Y pocos los que construyen. Me gustaría denunciar que hay tantas injusticias
que nadie repara. Y que el mal en el mundo comienza en mi propio
corazón.
Quiero
anunciar que Jesús trae un mundo nuevo. Cuando digo que sí y acepto que mi vida
sólo vale cuando sirvo. Cuando me entrego. Cuando amo. Y si no sirvo bien, mi
vida deja de servir.
Me gustaría
anunciar un mundo nuevo que comienza cuando pierdo el miedo a lo que viene. Y
dejo de asegurarme un futuro que no me pertenece. Y dejo de almacenar
reteniendo la vida, por miedo a perderlo todo.
Quiero
anunciar un mundo nuevo que nace de mi sonrisa que calma las ansias. Y de la
ternura de mis manos y palabras. Me gustaría proponer un cambio de perspectiva.

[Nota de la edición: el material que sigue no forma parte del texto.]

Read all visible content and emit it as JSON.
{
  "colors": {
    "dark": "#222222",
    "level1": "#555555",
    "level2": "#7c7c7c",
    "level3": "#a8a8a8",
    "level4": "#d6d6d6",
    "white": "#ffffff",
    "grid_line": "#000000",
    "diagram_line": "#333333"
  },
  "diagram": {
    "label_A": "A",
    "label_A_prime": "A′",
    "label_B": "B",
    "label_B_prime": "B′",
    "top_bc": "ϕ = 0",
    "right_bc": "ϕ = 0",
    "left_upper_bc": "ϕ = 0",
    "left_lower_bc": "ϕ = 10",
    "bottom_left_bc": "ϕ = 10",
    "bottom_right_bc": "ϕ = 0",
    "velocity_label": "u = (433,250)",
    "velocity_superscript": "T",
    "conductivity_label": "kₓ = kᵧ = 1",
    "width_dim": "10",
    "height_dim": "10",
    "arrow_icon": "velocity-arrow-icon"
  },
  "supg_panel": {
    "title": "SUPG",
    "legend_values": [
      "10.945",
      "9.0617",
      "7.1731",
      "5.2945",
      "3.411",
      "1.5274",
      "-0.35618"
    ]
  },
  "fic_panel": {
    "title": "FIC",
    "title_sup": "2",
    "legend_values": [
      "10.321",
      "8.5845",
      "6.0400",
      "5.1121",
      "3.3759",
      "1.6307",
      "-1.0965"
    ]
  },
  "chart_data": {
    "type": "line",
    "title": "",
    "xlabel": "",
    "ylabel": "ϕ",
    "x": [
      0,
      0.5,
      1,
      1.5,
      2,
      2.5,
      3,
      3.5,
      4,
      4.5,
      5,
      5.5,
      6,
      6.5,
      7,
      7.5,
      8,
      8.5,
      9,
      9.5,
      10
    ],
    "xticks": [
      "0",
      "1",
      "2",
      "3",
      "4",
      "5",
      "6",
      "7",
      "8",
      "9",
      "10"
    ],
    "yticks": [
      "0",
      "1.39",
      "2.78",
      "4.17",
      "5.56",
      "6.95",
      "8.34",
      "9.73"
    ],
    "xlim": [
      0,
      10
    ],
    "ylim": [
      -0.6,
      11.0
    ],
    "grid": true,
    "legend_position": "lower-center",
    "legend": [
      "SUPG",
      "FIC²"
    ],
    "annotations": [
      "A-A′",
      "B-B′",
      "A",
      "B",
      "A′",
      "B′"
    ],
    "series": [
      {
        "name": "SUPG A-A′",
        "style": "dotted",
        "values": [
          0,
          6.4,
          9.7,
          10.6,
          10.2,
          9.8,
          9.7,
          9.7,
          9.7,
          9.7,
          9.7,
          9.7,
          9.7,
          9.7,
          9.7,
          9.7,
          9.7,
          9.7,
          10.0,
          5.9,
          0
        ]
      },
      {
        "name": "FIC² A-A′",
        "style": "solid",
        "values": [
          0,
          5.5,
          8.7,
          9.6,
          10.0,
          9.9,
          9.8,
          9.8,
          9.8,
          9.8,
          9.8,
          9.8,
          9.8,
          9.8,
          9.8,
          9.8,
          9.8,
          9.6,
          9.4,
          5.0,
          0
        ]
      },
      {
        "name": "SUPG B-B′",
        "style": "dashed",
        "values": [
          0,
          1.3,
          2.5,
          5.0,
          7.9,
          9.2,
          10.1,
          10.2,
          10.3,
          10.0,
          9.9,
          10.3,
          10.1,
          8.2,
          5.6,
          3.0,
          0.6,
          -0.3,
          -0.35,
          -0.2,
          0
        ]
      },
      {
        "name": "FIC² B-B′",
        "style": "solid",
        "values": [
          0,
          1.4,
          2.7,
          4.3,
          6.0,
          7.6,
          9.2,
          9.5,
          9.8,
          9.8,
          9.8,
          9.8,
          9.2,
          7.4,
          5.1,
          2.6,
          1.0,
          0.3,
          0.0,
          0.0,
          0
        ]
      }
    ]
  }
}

Tomando distancia de mis miedos y agobios. Y dejándolo todo en las manos de un
Dios que me quiere con locura.
Eso es lo que
anuncia hoy mi voz. Y proclaman mis palabras. Quiero empezar de nuevo abriendo brecha en
el mundo que necesita, porque tiene sed, el agua que viene de las estrellas.